PSEC - Powershell Enhanced Capability
Version 1.2.1

PSEC - Design Notes

These points are presented here in no particular sequence.

1. Class Design

PSEC internally uses the class facility of .NET extensively. Classes typically set up circular relationships in that a parent will often point to a subclass of itself.

The Powershell implementation balks at loading classes with circular references. PSEC, therefore, uses outer classes that the parent references and then the subclass is defined in lower level modules. The Task and TaskExec definitions are examples of such a design implementation. This design exploits the fact that class matching is performed at runtime, not compile time, by Powershell.
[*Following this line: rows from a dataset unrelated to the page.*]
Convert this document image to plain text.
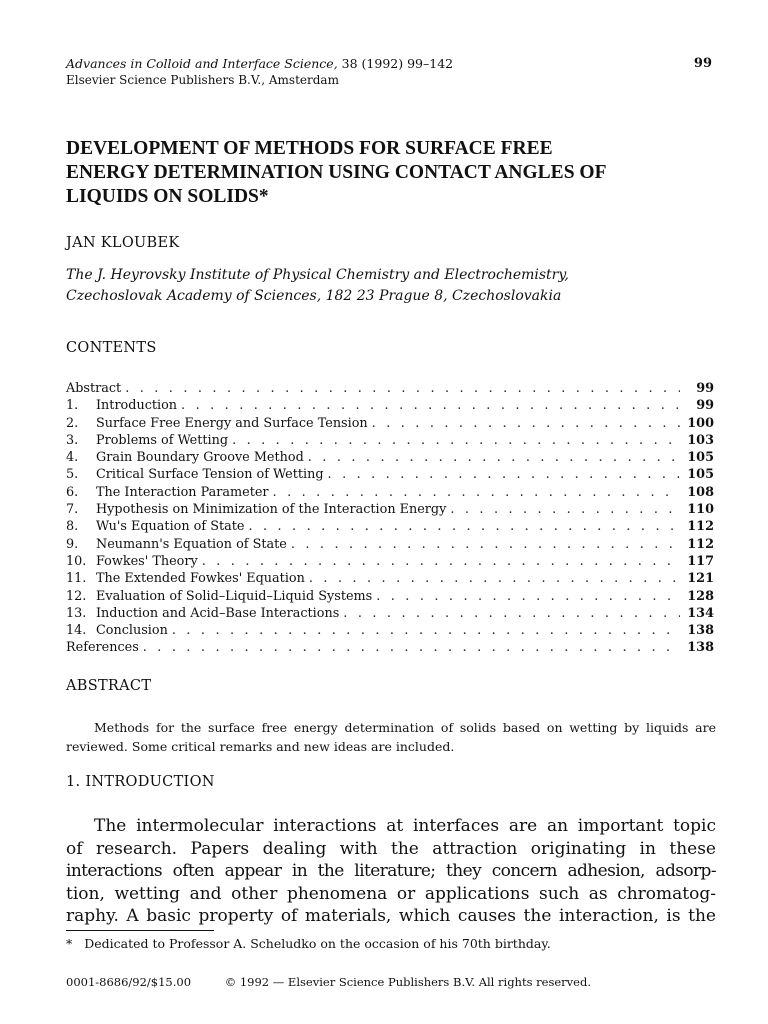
Advances in Colloid and Interface Science, 38 (1992) 99–142
Elsevier Science Publishers B.V., Amsterdam
99
DEVELOPMENT OF METHODS FOR SURFACE FREE
ENERGY DETERMINATION USING CONTACT ANGLES OF
LIQUIDS ON SOLIDS*
JAN KLOUBEK
The J. Heyrovsky Institute of Physical Chemistry and Electrochemistry,
Czechoslovak Academy of Sciences, 182 23 Prague 8, Czechoslovakia
CONTENTS
Abstract . . .	99
1.	Introduction . . .	99
2.	Surface Free Energy and Surface Tension . . .	100
3.	Problems of Wetting . . .	103
4.	Grain Boundary Groove Method . . .	105
5.	Critical Surface Tension of Wetting . . .	105
6.	The Interaction Parameter . . .	108
7.	Hypothesis on Minimization of the Interaction Energy . . .	110
8.	Wu's Equation of State . . .	112
9.	Neumann's Equation of State . . .	112
10. Fowkes' Theory . . .	117
11. The Extended Fowkes' Equation . . .	121
12. Evaluation of Solid–Liquid–Liquid Systems . . .	128
13. Induction and Acid–Base Interactions . . .	134
14. Conclusion . . .	138
References . . .	138
ABSTRACT
Methods for the surface free energy determination of solids based on wetting by liquids are reviewed. Some critical remarks and new ideas are included.
1. INTRODUCTION
The intermolecular interactions at interfaces are an important topic
of research. Papers dealing with the attraction originating in these
interactions often appear in the literature; they concern adhesion, adsorp-
tion, wetting and other phenomena or applications such as chromatog-
raphy. A basic property of materials, which causes the interaction, is the
* Dedicated to Professor A. Scheludko on the occasion of his 70th birthday.
0001-8686/92/$15.00	© 1992 — Elsevier Science Publishers B.V. All rights reserved.
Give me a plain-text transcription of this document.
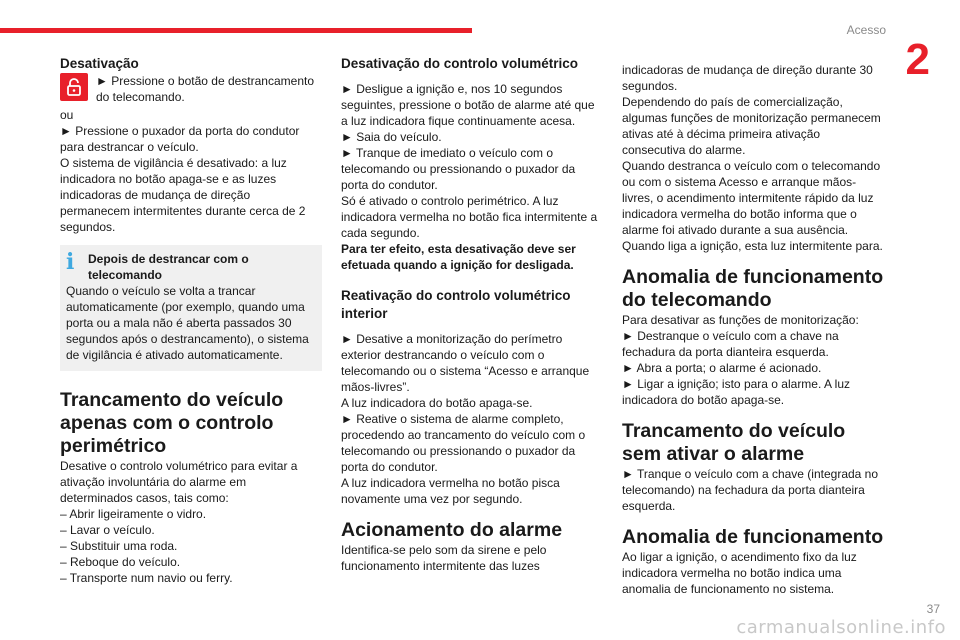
Acesso
2

Desativação

► Pressione o botão de destrancamento do telecomando.

ou

► Pressione o puxador da porta do condutor para destrancar o veículo.

O sistema de vigilância é desativado: a luz indicadora no botão apaga-se e as luzes indicadoras de mudança de direção permanecem intermitentes durante cerca de 2 segundos.

i	Depois de destrancar com o telecomando

Quando o veículo se volta a trancar automaticamente (por exemplo, quando uma porta ou a mala não é aberta passados 30 segundos após o destrancamento), o sistema de vigilância é ativado automaticamente.

Trancamento do veículo apenas com o controlo perimétrico

Desative o controlo volumétrico para evitar a ativação involuntária do alarme em determinados casos, tais como:

– Abrir ligeiramente o vidro.

– Lavar o veículo.

– Substituir uma roda.

– Reboque do veículo.

– Transporte num navio ou ferry.

Desativação do controlo volumétrico

► Desligue a ignição e, nos 10 segundos seguintes, pressione o botão de alarme até que a luz indicadora fique continuamente acesa.

► Saia do veículo.

► Tranque de imediato o veículo com o telecomando ou pressionando o puxador da porta do condutor.

Só é ativado o controlo perimétrico. A luz indicadora vermelha no botão fica intermitente a cada segundo.

Para ter efeito, esta desativação deve ser efetuada quando a ignição for desligada.

Reativação do controlo volumétrico interior

► Desative a monitorização do perímetro exterior destrancando o veículo com o telecomando ou o sistema “Acesso e arranque mãos-livres”.

A luz indicadora do botão apaga-se.

► Reative o sistema de alarme completo, procedendo ao trancamento do veículo com o telecomando ou pressionando o puxador da porta do condutor.

A luz indicadora vermelha no botão pisca novamente uma vez por segundo.

Acionamento do alarme

Identifica-se pelo som da sirene e pelo funcionamento intermitente das luzes

indicadoras de mudança de direção durante 30 segundos.

Dependendo do país de comercialização, algumas funções de monitorização permanecem ativas até à décima primeira ativação consecutiva do alarme.

Quando destranca o veículo com o telecomando ou com o sistema Acesso e arranque mãos-livres, o acendimento intermitente rápido da luz indicadora vermelha do botão informa que o alarme foi ativado durante a sua ausência.

Quando liga a ignição, esta luz intermitente para.

Anomalia de funcionamento do telecomando

Para desativar as funções de monitorização:

► Destranque o veículo com a chave na fechadura da porta dianteira esquerda.

► Abra a porta; o alarme é acionado.

► Ligar a ignição; isto para o alarme. A luz indicadora do botão apaga-se.

Trancamento do veículo sem ativar o alarme

► Tranque o veículo com a chave (integrada no telecomando) na fechadura da porta dianteira esquerda.

Anomalia de funcionamento

Ao ligar a ignição, o acendimento fixo da luz indicadora vermelha no botão indica uma anomalia de funcionamento no sistema.

37
carmanualsonline.info
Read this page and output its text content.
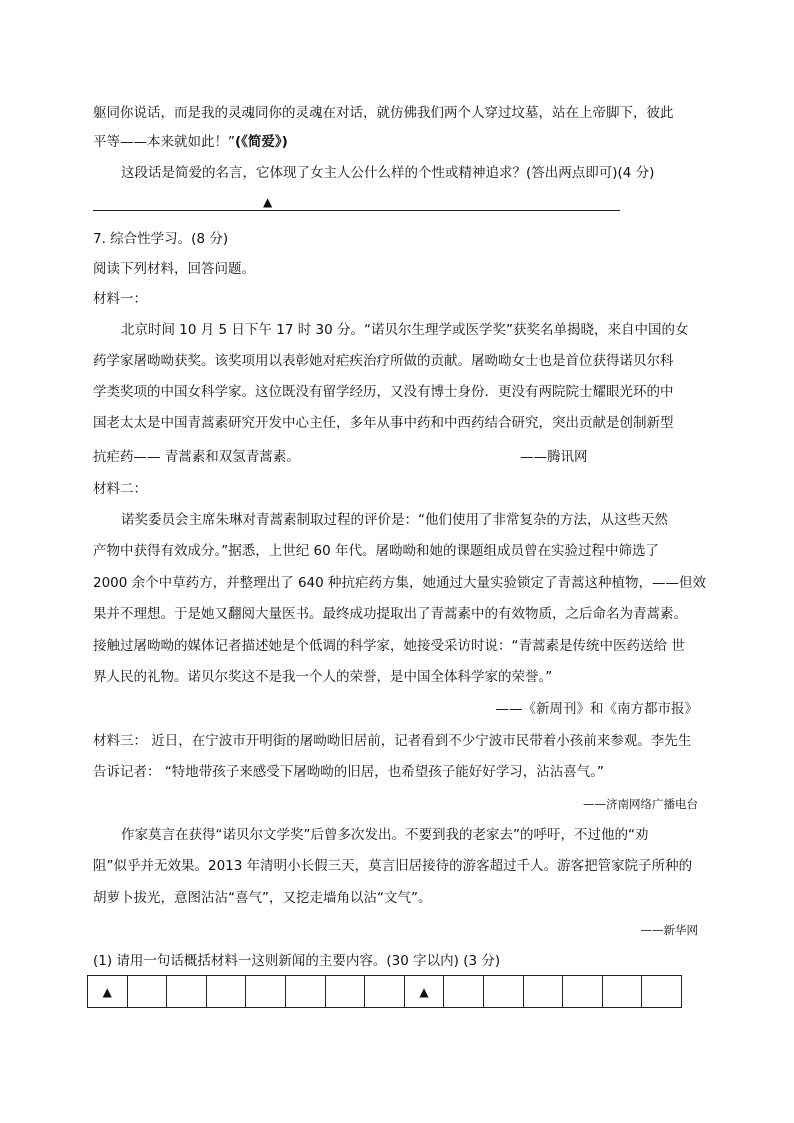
躯同你说话，而是我的灵魂同你的灵魂在对话，就仿佛我们两个人穿过坟墓，站在上帝脚下，彼此
平等——本来就如此！”(《简爱》)
这段话是简爱的名言，它体现了女主人公什么样的个性或精神追求？(答出两点即可)(4 分)
▲
7. 综合性学习。(8 分)
阅读下列材料，回答问题。
材料一：
北京时间 10 月 5 日下午 17 时 30 分。“诺贝尔生理学或医学奖”获奖名单揭晓，来自中国的女
药学家屠呦呦获奖。该奖项用以表彰她对疟疾治疗所做的贡献。屠呦呦女士也是首位获得诺贝尔科
学类奖项的中国女科学家。这位既没有留学经历，又没有博士身份．更没有两院院士耀眼光环的中
国老太太是中国青蒿素研究开发中心主任，多年从事中药和中西药结合研究，突出贡献是创制新型
抗疟药—— 青蒿素和双氢青蒿素。	——腾讯网
材料二：
诺奖委员会主席朱琳对青蒿素制取过程的评价是：“他们使用了非常复杂的方法，从这些天然
产物中获得有效成分。”据悉，上世纪 60 年代。屠呦呦和她的课题组成员曾在实验过程中筛选了
2000 余个中草药方，并整理出了 640 种抗疟药方集，她通过大量实验锁定了青蒿这种植物，——但效
果并不理想。于是她又翻阅大量医书。最终成功提取出了青蒿素中的有效物质，之后命名为青蒿素。
接触过屠呦呦的媒体记者描述她是个低调的科学家，她接受采访时说：“青蒿素是传统中医药送给 世
界人民的礼物。诺贝尔奖这不是我一个人的荣誉，是中国全体科学家的荣誉。”
——《新周刊》和《南方都市报》
材料三： 近日，在宁波市开明街的屠呦呦旧居前，记者看到不少宁波市民带着小孩前来参观。李先生
告诉记者： “特地带孩子来感受下屠呦呦的旧居，也希望孩子能好好学习，沾沾喜气。”
——济南网络广播电台
作家莫言在获得“诺贝尔文学奖”后曾多次发出。不要到我的老家去”的呼吁，不过他的“劝
阻”似乎并无效果。2013 年清明小长假三天，莫言旧居接待的游客超过千人。游客把管家院子所种的
胡萝卜拔光，意图沾沾“喜气”，又挖走墙角以沾“文气”。
——新华网
(1) 请用一句话概括材料一这则新闻的主要内容。(30 字以内) (3 分)
▲	▲
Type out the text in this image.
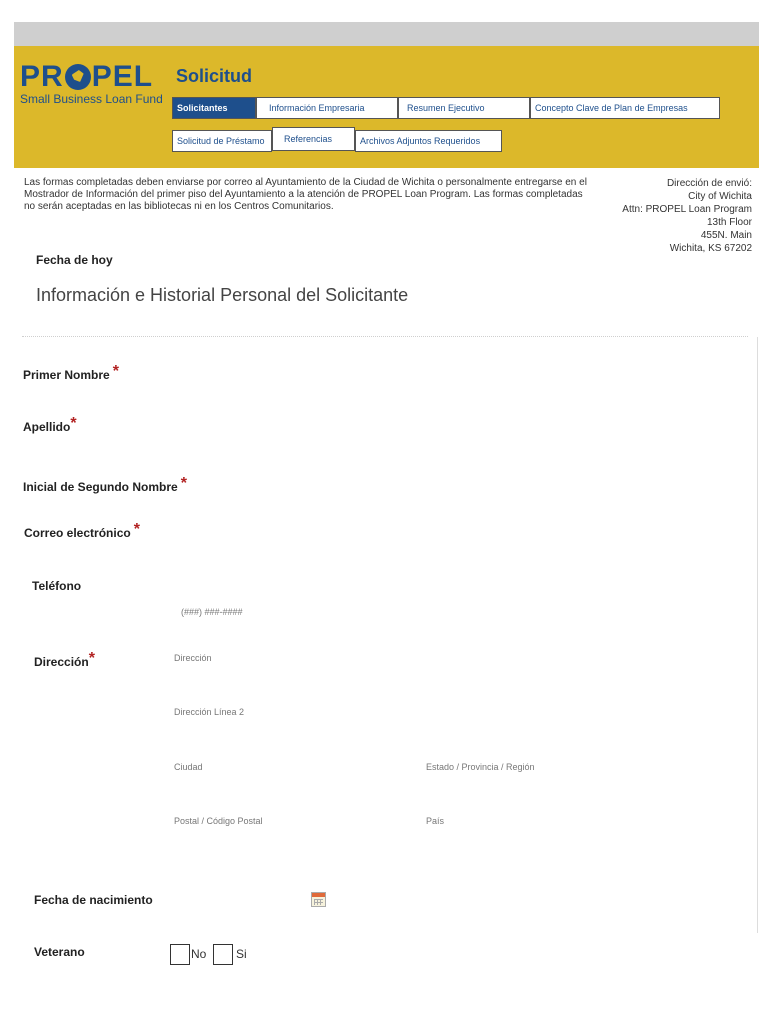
PR PEL
Small Business Loan Fund
Solicitud
Solicitantes	Información Empresaria	Resumen Ejecutivo	Concepto Clave de Plan de Empresas
Solicitud de Préstamo	Referencias	Archivos Adjuntos Requeridos
Las formas completadas deben enviarse por correo al Ayuntamiento de la Ciudad de Wichita o personalmente entregarse en el Mostrador de Información del primer piso del Ayuntamiento a la atención de PROPEL Loan Program. Las formas completadas no serán aceptadas en las bibliotecas ni en los Centros Comunitarios.
Dirección de envió:
City of Wichita
Attn: PROPEL Loan Program
13th Floor
455N. Main
Wichita, KS 67202
Fecha de hoy
Información e Historial Personal del Solicitante
Primer Nombre *
Apellido*
Inicial de Segundo Nombre *
Correo electrónico *
Teléfono
(###) ###-####
Dirección*	Dirección
Dirección Línea 2
Ciudad	Estado / Provincia / Región
Postal / Código Postal	País
Fecha de nacimiento
Veterano	No Si
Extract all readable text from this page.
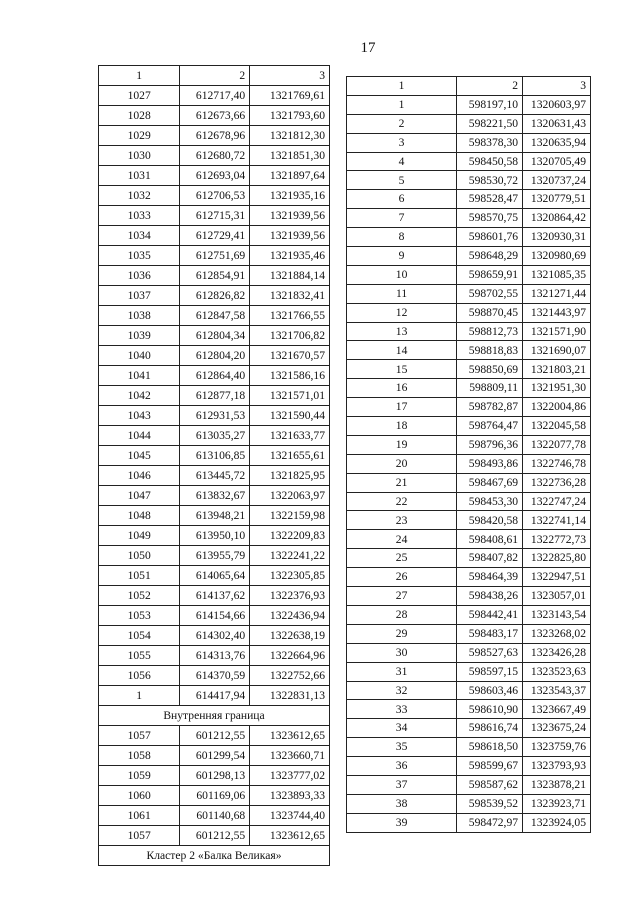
17
1	2	3
1027	612717,40	1321769,61
1028	612673,66	1321793,60
1029	612678,96	1321812,30
1030	612680,72	1321851,30
1031	612693,04	1321897,64
1032	612706,53	1321935,16
1033	612715,31	1321939,56
1034	612729,41	1321939,56
1035	612751,69	1321935,46
1036	612854,91	1321884,14
1037	612826,82	1321832,41
1038	612847,58	1321766,55
1039	612804,34	1321706,82
1040	612804,20	1321670,57
1041	612864,40	1321586,16
1042	612877,18	1321571,01
1043	612931,53	1321590,44
1044	613035,27	1321633,77
1045	613106,85	1321655,61
1046	613445,72	1321825,95
1047	613832,67	1322063,97
1048	613948,21	1322159,98
1049	613950,10	1322209,83
1050	613955,79	1322241,22
1051	614065,64	1322305,85
1052	614137,62	1322376,93
1053	614154,66	1322436,94
1054	614302,40	1322638,19
1055	614313,76	1322664,96
1056	614370,59	1322752,66
1	614417,94	1322831,13
Внутренняя граница		
1057	601212,55	1323612,65
1058	601299,54	1323660,71
1059	601298,13	1323777,02
1060	601169,06	1323893,33
1061	601140,68	1323744,40
1057	601212,55	1323612,65
Кластер 2 «Балка Великая»		
1	2	3
1	598197,10	1320603,97
2	598221,50	1320631,43
3	598378,30	1320635,94
4	598450,58	1320705,49
5	598530,72	1320737,24
6	598528,47	1320779,51
7	598570,75	1320864,42
8	598601,76	1320930,31
9	598648,29	1320980,69
10	598659,91	1321085,35
11	598702,55	1321271,44
12	598870,45	1321443,97
13	598812,73	1321571,90
14	598818,83	1321690,07
15	598850,69	1321803,21
16	598809,11	1321951,30
17	598782,87	1322004,86
18	598764,47	1322045,58
19	598796,36	1322077,78
20	598493,86	1322746,78
21	598467,69	1322736,28
22	598453,30	1322747,24
23	598420,58	1322741,14
24	598408,61	1322772,73
25	598407,82	1322825,80
26	598464,39	1322947,51
27	598438,26	1323057,01
28	598442,41	1323143,54
29	598483,17	1323268,02
30	598527,63	1323426,28
31	598597,15	1323523,63
32	598603,46	1323543,37
33	598610,90	1323667,49
34	598616,74	1323675,24
35	598618,50	1323759,76
36	598599,67	1323793,93
37	598587,62	1323878,21
38	598539,52	1323923,71
39	598472,97	1323924,05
2. Validate, Validate, Validate

Many runtime errors are hard to locate. It can, for example, be a variable that unexpectedly has no value. Whenever possible code is inserted that validates implied assertions and makes a definitive exception throw if the assertion fails.

3.The use of helpers

Helper functions are supplied with PSEC that assist in extending it. The helper functions exists and notExists are examples of what is provided. The Helps tab in the  2  PSEC Document Navigation Panel provides a complete list.

4. Use of Markdown

Markdown text (suitable notated) is used before functions, classes and methods. They provide input to this document package.

The markdown is transformed into a merged stream and processed using the Pandoc Utility. The merging process gives opportunity for some customization to be implemented. The @@ prefix is used to provide PSEC specific customization and is detailed in PSEC - Markdown Usage.